Die kalkulierte antibiotische Therapie einer Sepsis oder Meningitis erfolgt häufig mit Carbapenemen, die leitliniengerechte Therapie invasiver H. influenzae-Infektionen mit Drittgenerations-Cephalosporinen. Imipenem und Cefotaxim gehören zu den Hauptvertretern dieser Gruppen. Bezüglich der Antibiotikaresistenztestung wurde erstmalig für H. influenzae herausgefunden, dass die routinemäßig verwendete Gradientenagardiffusion (GAD) bei der Testung von Cefotaxim im Vergleich zum Goldstandard Bouillon-Mikrodilution gleichwertig und bei Imipenem sogar sensitiver in der Detektion von Heteroresistenzen ist.
Die Epidemiologie dieser Resistenzen wurde in dieser Arbeit erstmalig für Deutschland systematisch erfasst, indem alle verfügbaren invasiven Isolate gemeldeter H. influenzae-Infektionen der Jahre 2016 (Imipenem) beziehungsweise 2016-2019 (Cefotaxim) untersucht wurden. Es wurde eine hohe Prävalenz einer Imipenem-Resistenz von 13,5 % festgestellt. Die Prävalenz einer Cefotaxim-Resistenz lag bei 0,9 %.
Zur molekularen Typisierung wurde bei den Imipenem-resistenten Isolaten eine Multilocus-Sequenztypisierung, bei den Cefotaxim-resistenten Stämmen eine Sequenzierung des vollständigen Genoms durchgeführt. Hierbei wurde eine hohe genetische Diversität der Stämme festgestellt, was die Schlussfolgerung zulässt, dass resistente Mutanten sporadisch entstehen. Die Untersuchung möglicher spatio-temporaler Cluster führte zum Nachweis einer sehr selten vorkommenden Übertragung eines Imipenem-resistenten Stamms. Durch die Sequenzierung von Resistenzgenen wurde die Epidemiologie und Relevanz bekannter Aminosäuresubstitutionen beleuchtet.
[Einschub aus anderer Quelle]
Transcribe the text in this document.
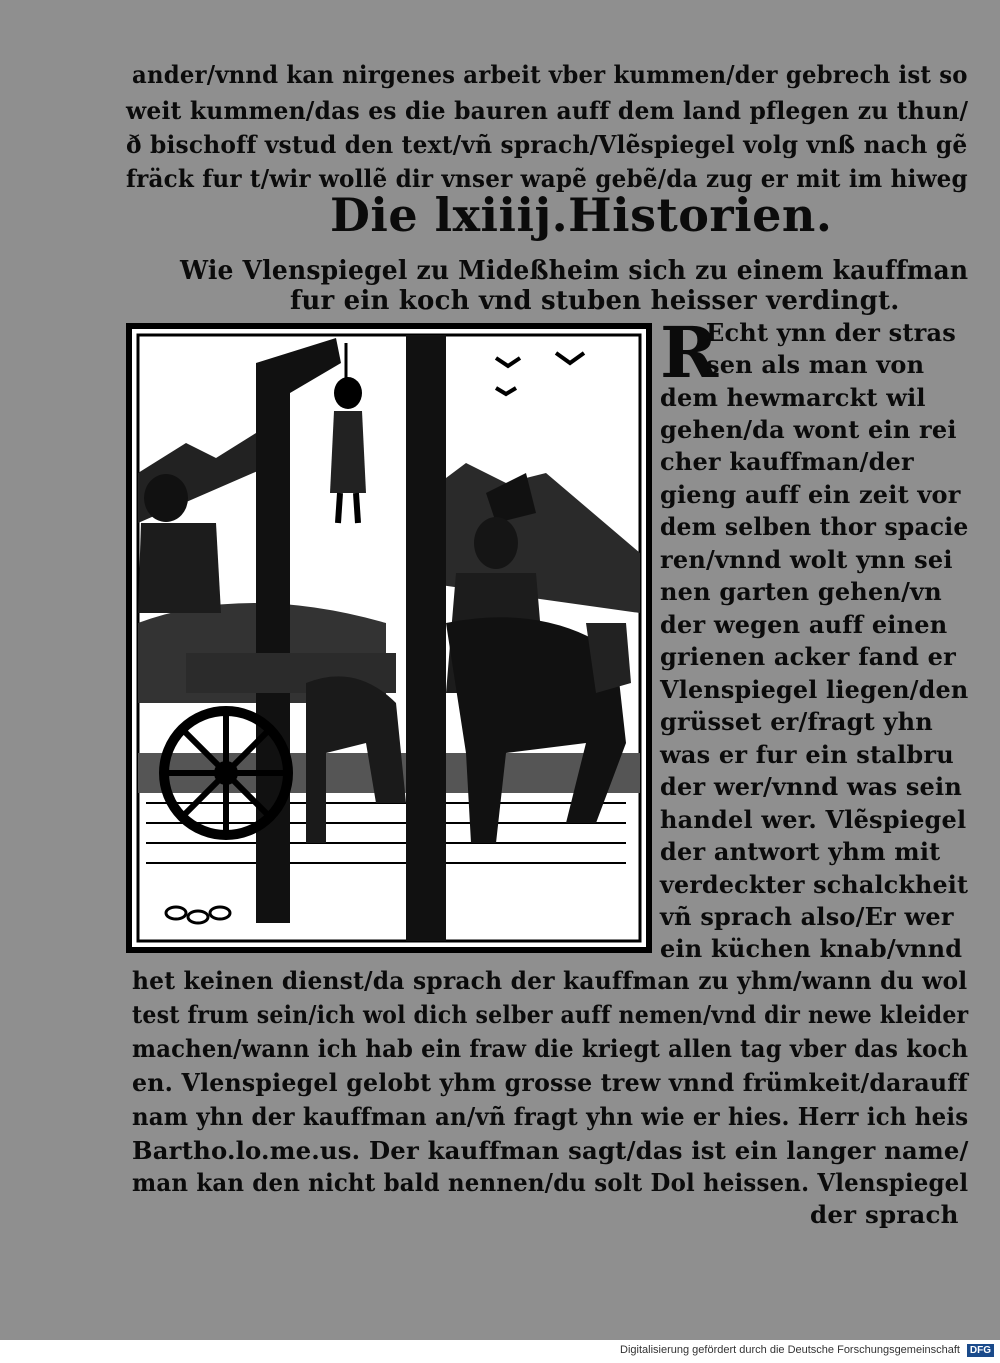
ander/vnnd kan nirgenes arbeit vber kummen/der gebrech ist so
weit kummen/das es die bauren auff dem land pflegen zu thun/
ð bischoff vstud den text/vñ sprach/Vlẽspiegel volg vnß nach gẽ
fräck fur t/wir wollẽ dir vnser wapẽ gebẽ/da zug er mit im hiweg
Die lxiiij.Historien.
Wie Vlenspiegel zu Mideßheim sich zu einem kauffman
fur ein koch vnd stuben heisser verdingt.
R
Echt ynn der stras
sen als man von
dem hewmarckt wil
gehen/da wont ein rei
cher kauffman/der
gieng auff ein zeit vor
dem selben thor spacie
ren/vnnd wolt ynn sei
nen garten gehen/vn
der wegen auff einen
grienen acker fand er
Vlenspiegel liegen/den
grüsset er/fragt yhn
was er fur ein stalbru
der wer/vnnd was sein
handel wer. Vlẽspiegel
der antwort yhm mit
verdeckter schalckheit
vñ sprach also/Er wer
ein küchen knab/vnnd
het keinen dienst/da sprach der kauffman zu yhm/wann du wol
test frum sein/ich wol dich selber auff nemen/vnd dir newe kleider
machen/wann ich hab ein fraw die kriegt allen tag vber das koch
en. Vlenspiegel gelobt yhm grosse trew vnnd frümkeit/darauff
nam yhn der kauffman an/vñ fragt yhn wie er hies. Herr ich heis
Bartho.lo.me.us. Der kauffman sagt/das ist ein langer name/
man kan den nicht bald nennen/du solt Dol heissen. Vlenspiegel
der sprach
Digitalisierung gefördert durch die Deutsche Forschungsgemeinschaft DFG
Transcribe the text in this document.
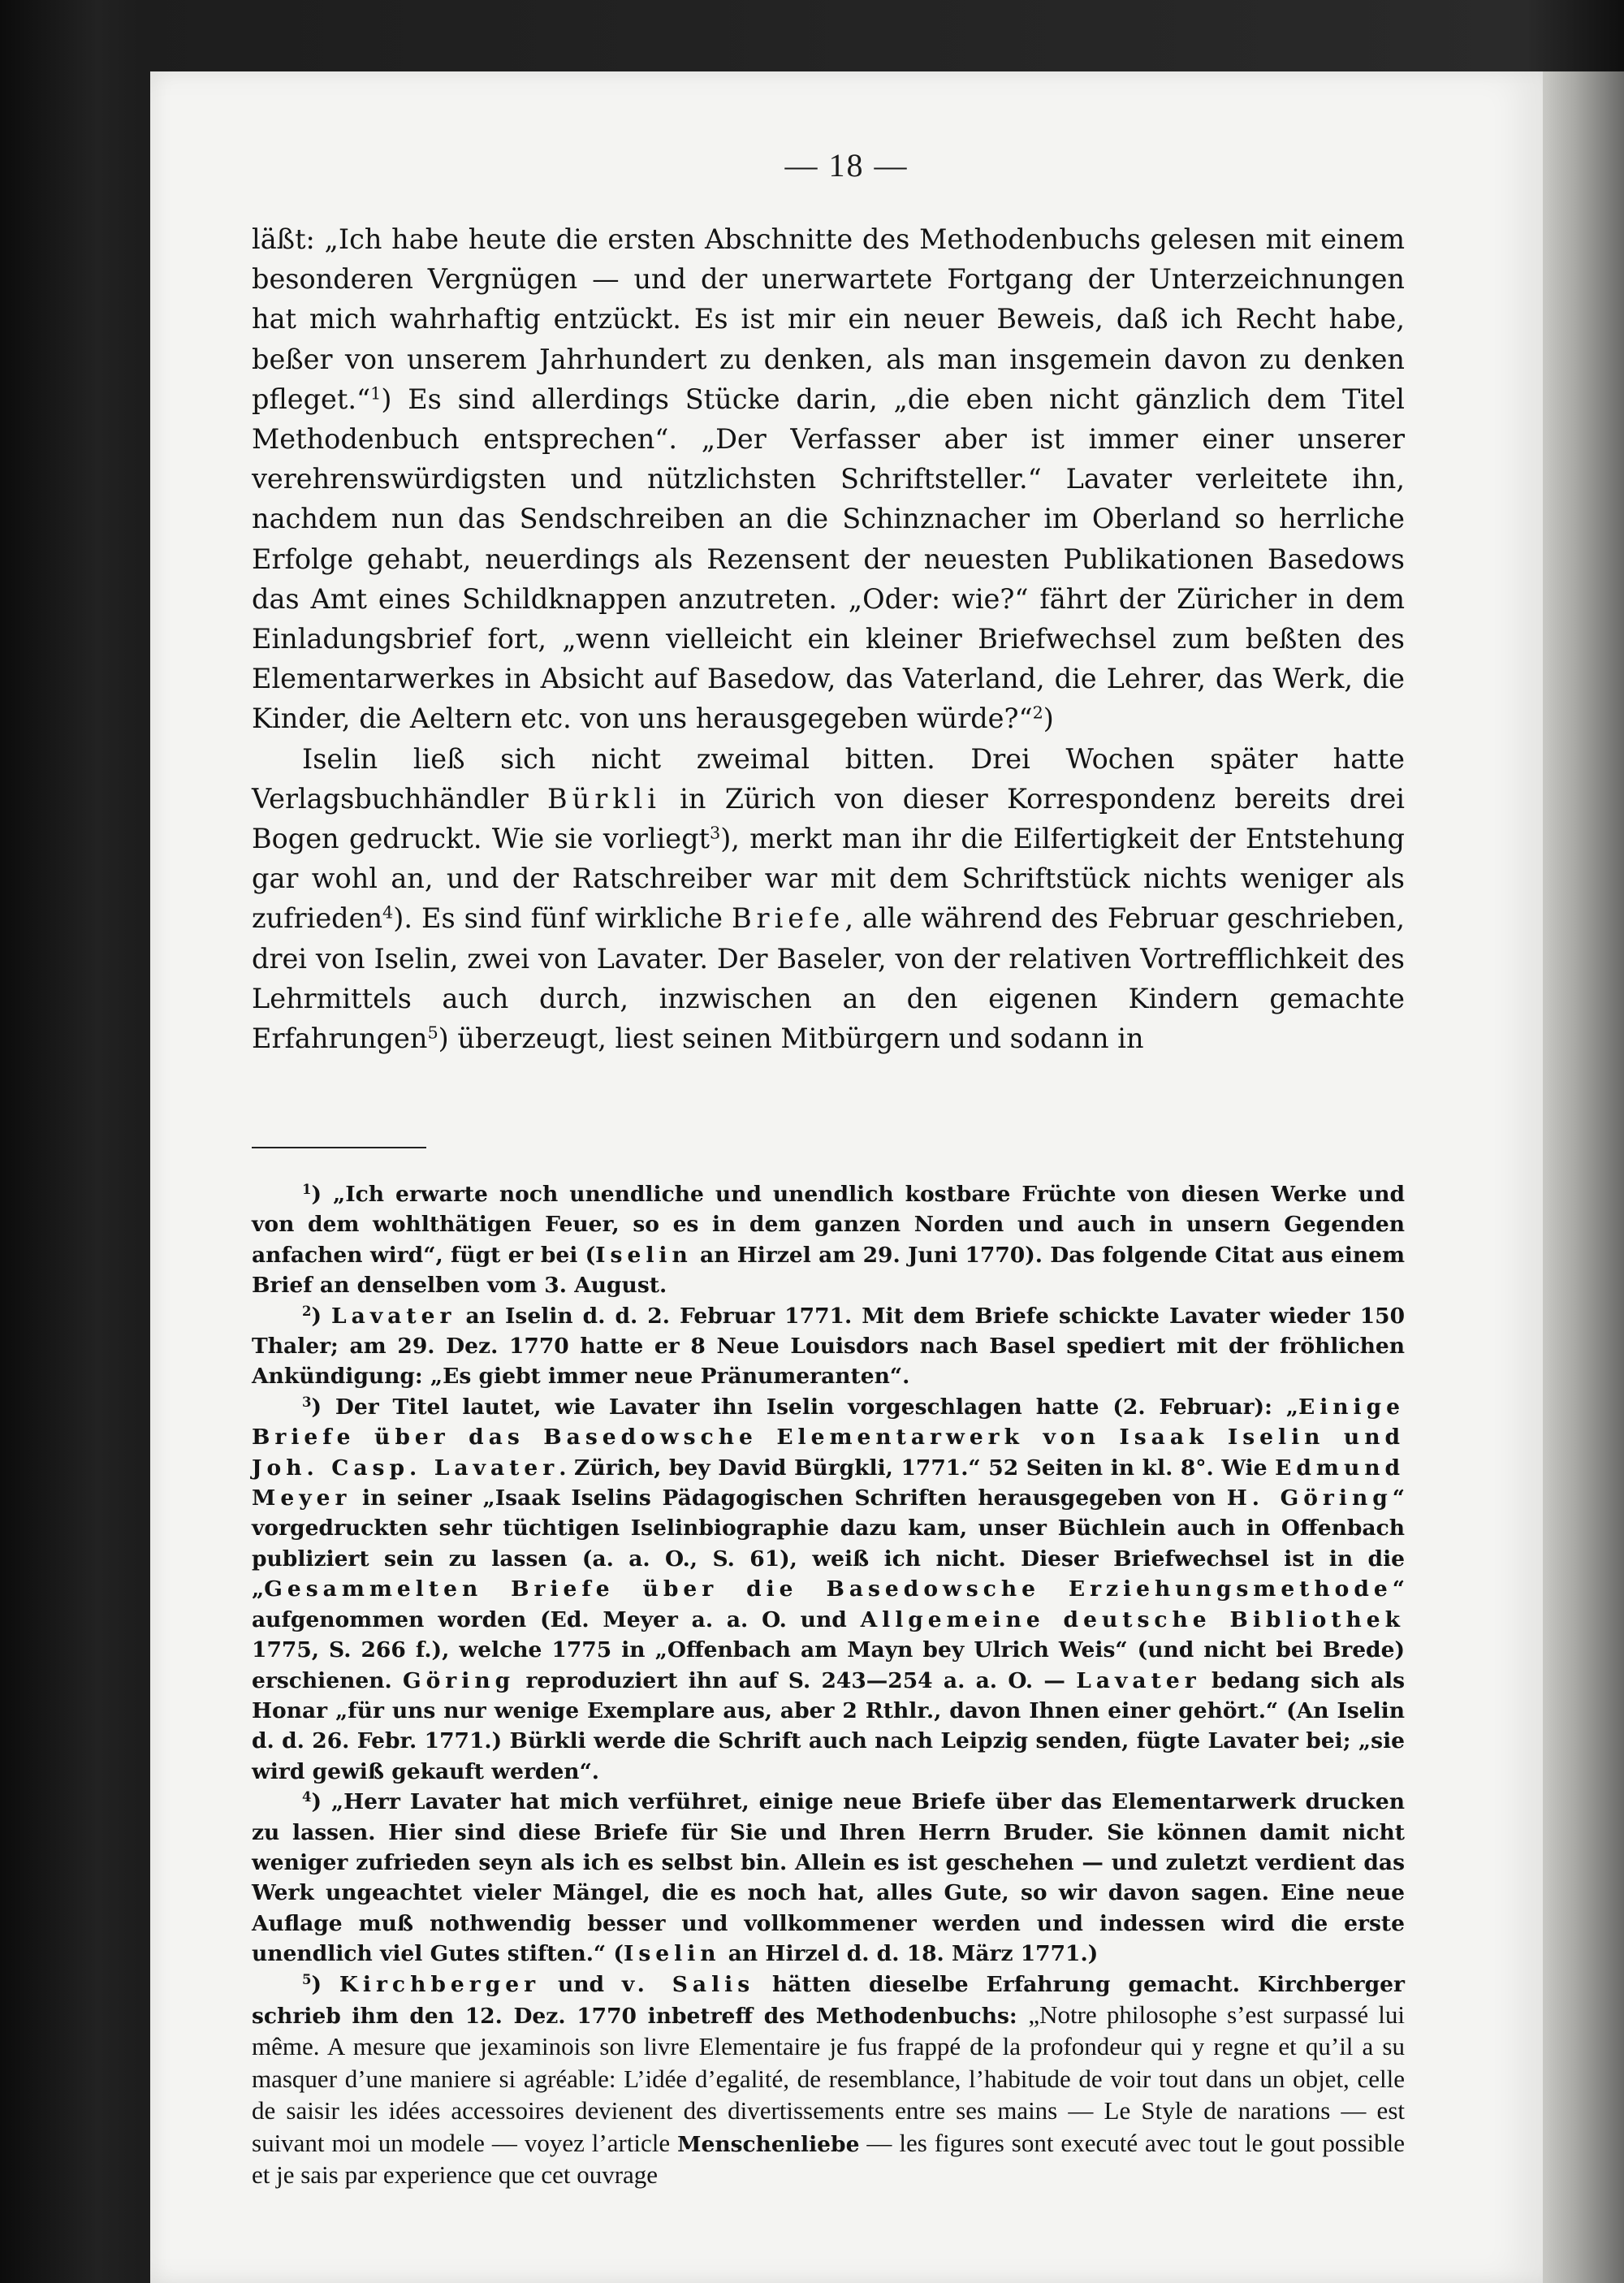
— 18 —

läßt: „Ich habe heute die ersten Abschnitte des Methodenbuchs gelesen mit einem besonderen Vergnügen — und der unerwartete Fortgang der Unterzeichnungen hat mich wahrhaftig entzückt. Es ist mir ein neuer Beweis, daß ich Recht habe, beßer von unserem Jahrhundert zu denken, als man insgemein davon zu denken pfleget.“$^1$) Es sind allerdings Stücke darin, „die eben nicht gänzlich dem Titel Methodenbuch entsprechen“. „Der Verfasser aber ist immer einer unserer verehrenswürdigsten und nützlichsten Schriftsteller.“ Lavater verleitete ihn, nachdem nun das Sendschreiben an die Schinznacher im Oberland so herrliche Erfolge gehabt, neuerdings als Rezensent der neuesten Publikationen Basedows das Amt eines Schildknappen anzutreten. „Oder: wie?“ fährt der Züricher in dem Einladungsbrief fort, „wenn vielleicht ein kleiner Briefwechsel zum beßten des Elementarwerkes in Absicht auf Basedow, das Vaterland, die Lehrer, das Werk, die Kinder, die Aeltern etc. von uns herausgegeben würde?“$^2$)

Iselin ließ sich nicht zweimal bitten. Drei Wochen später hatte Verlagsbuchhändler Bürkli in Zürich von dieser Korrespondenz bereits drei Bogen gedruckt. Wie sie vorliegt$^3$), merkt man ihr die Eilfertigkeit der Entstehung gar wohl an, und der Ratschreiber war mit dem Schriftstück nichts weniger als zufrieden$^4$). Es sind fünf wirkliche Briefe, alle während des Februar geschrieben, drei von Iselin, zwei von Lavater. Der Baseler, von der relativen Vortrefflichkeit des Lehrmittels auch durch, inzwischen an den eigenen Kindern gemachte Erfahrungen$^5$) überzeugt, liest seinen Mitbürgern und sodann in

$^1$) „Ich erwarte noch unendliche und unendlich kostbare Früchte von diesen Werke und von dem wohlthätigen Feuer, so es in dem ganzen Norden und auch in unsern Gegenden anfachen wird“, fügt er bei (Iselin an Hirzel am 29. Juni 1770). Das folgende Citat aus einem Brief an denselben vom 3. August.

$^2$) Lavater an Iselin d. d. 2. Februar 1771. Mit dem Briefe schickte Lavater wieder 150 Thaler; am 29. Dez. 1770 hatte er 8 Neue Louisdors nach Basel spediert mit der fröhlichen Ankündigung: „Es giebt immer neue Pränumeranten“.

$^3$) Der Titel lautet, wie Lavater ihn Iselin vorgeschlagen hatte (2. Februar): „Einige Briefe über das Basedowsche Elementarwerk von Isaak Iselin und Joh. Casp. Lavater. Zürich, bey David Bürgkli, 1771.“ 52 Seiten in kl. 8°. Wie Edmund Meyer in seiner „Isaak Iselins Pädagogischen Schriften herausgegeben von H. Göring“ vorgedruckten sehr tüchtigen Iselinbiographie dazu kam, unser Büchlein auch in Offenbach publiziert sein zu lassen (a. a. O., S. 61), weiß ich nicht. Dieser Briefwechsel ist in die „Gesammelten Briefe über die Basedowsche Erziehungsmethode“ aufgenommen worden (Ed. Meyer a. a. O. und Allgemeine deutsche Bibliothek 1775, S. 266 f.), welche 1775 in „Offenbach am Mayn bey Ulrich Weis“ (und nicht bei Brede) erschienen. Göring reproduziert ihn auf S. 243—254 a. a. O. — Lavater bedang sich als Honar „für uns nur wenige Exemplare aus, aber 2 Rthlr., davon Ihnen einer gehört.“ (An Iselin d. d. 26. Febr. 1771.) Bürkli werde die Schrift auch nach Leipzig senden, fügte Lavater bei; „sie wird gewiß gekauft werden“.

$^4$) „Herr Lavater hat mich verführet, einige neue Briefe über das Elementarwerk drucken zu lassen. Hier sind diese Briefe für Sie und Ihren Herrn Bruder. Sie können damit nicht weniger zufrieden seyn als ich es selbst bin. Allein es ist geschehen — und zuletzt verdient das Werk ungeachtet vieler Mängel, die es noch hat, alles Gute, so wir davon sagen. Eine neue Auflage muß nothwendig besser und vollkommener werden und indessen wird die erste unendlich viel Gutes stiften.“ (Iselin an Hirzel d. d. 18. März 1771.)

$^5$) Kirchberger und v. Salis hätten dieselbe Erfahrung gemacht. Kirchberger schrieb ihm den 12. Dez. 1770 inbetreff des Methodenbuchs: „Notre philosophe s’est surpassé lui même. A mesure que jexaminois son livre Elementaire je fus frappé de la profondeur qui y regne et qu’il a su masquer d’une maniere si agréable: L’idée d’egalité, de resemblance, l’habitude de voir tout dans un objet, celle de saisir les idées accessoires devienent des divertissements entre ses mains — Le Style de narations — est suivant moi un modele — voyez l’article Menschenliebe — les figures sont executé avec tout le gout possible et je sais par experience que cet ouvrage
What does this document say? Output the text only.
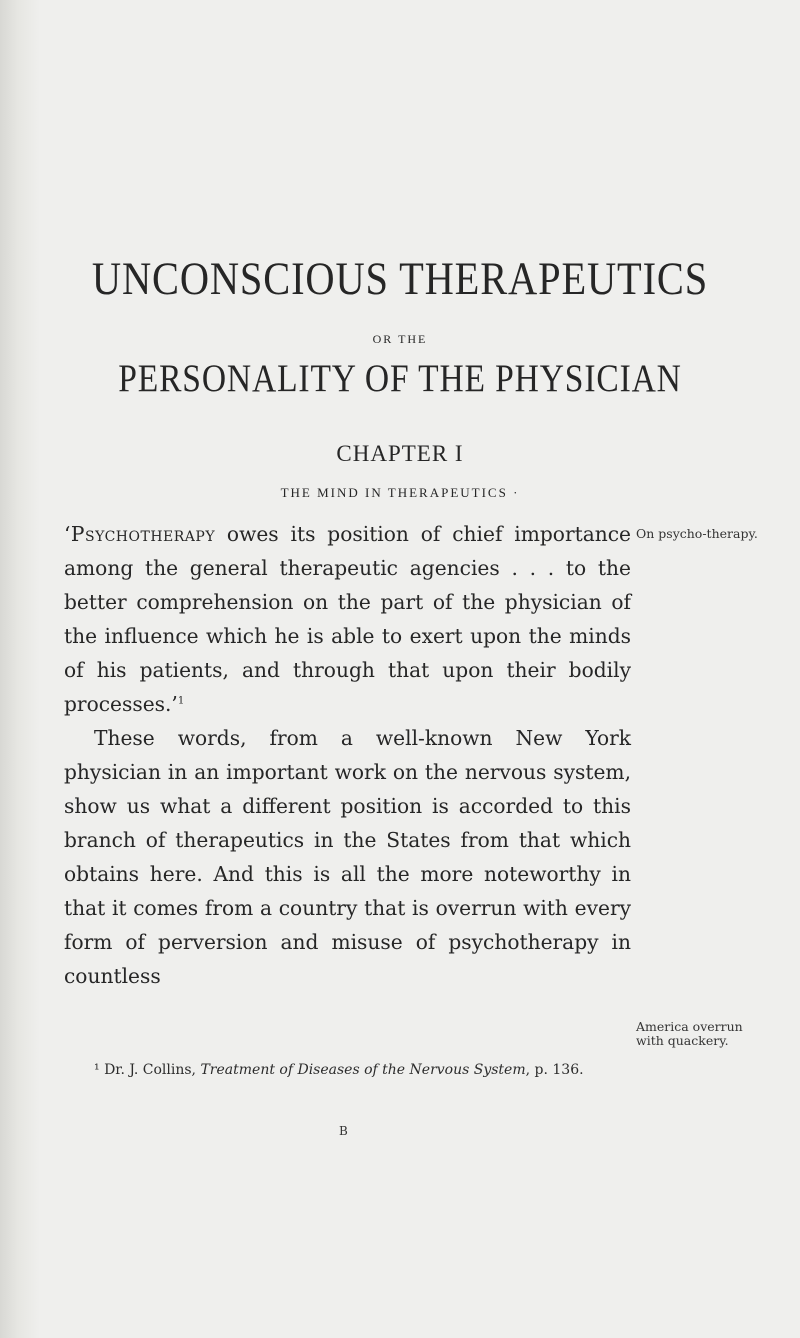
UNCONSCIOUS THERAPEUTICS
OR THE
PERSONALITY OF THE PHYSICIAN
CHAPTER I
THE MIND IN THERAPEUTICS ·

‘Psychotherapy owes its position of chief importance among the general therapeutic agencies . . . to the better comprehension on the part of the physician of the influence which he is able to exert upon the minds of his patients, and through that upon their bodily processes.’$^1$

These words, from a well-known New York physician in an important work on the nervous system, show us what a different position is accorded to this branch of therapeutics in the States from that which obtains here. And this is all the more noteworthy in that it comes from a country that is overrun with every form of perversion and misuse of psychotherapy in countless

On psycho-therapy.
America overrun with quackery.

¹ Dr. J. Collins, Treatment of Diseases of the Nervous System, p. 136.

B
Unter anderem wurde für die PBP3-Substitutionen L389F und Y557H eine hochsignifikante Korrelation mit dem Auftreten von Cefotaxim-Resistenzen nachgewiesen. Die gewonnenen Genomdaten bieten die Grundlage für die Forschung an weiteren Antibiotikaresistenzdeterminanten von H. influenzae.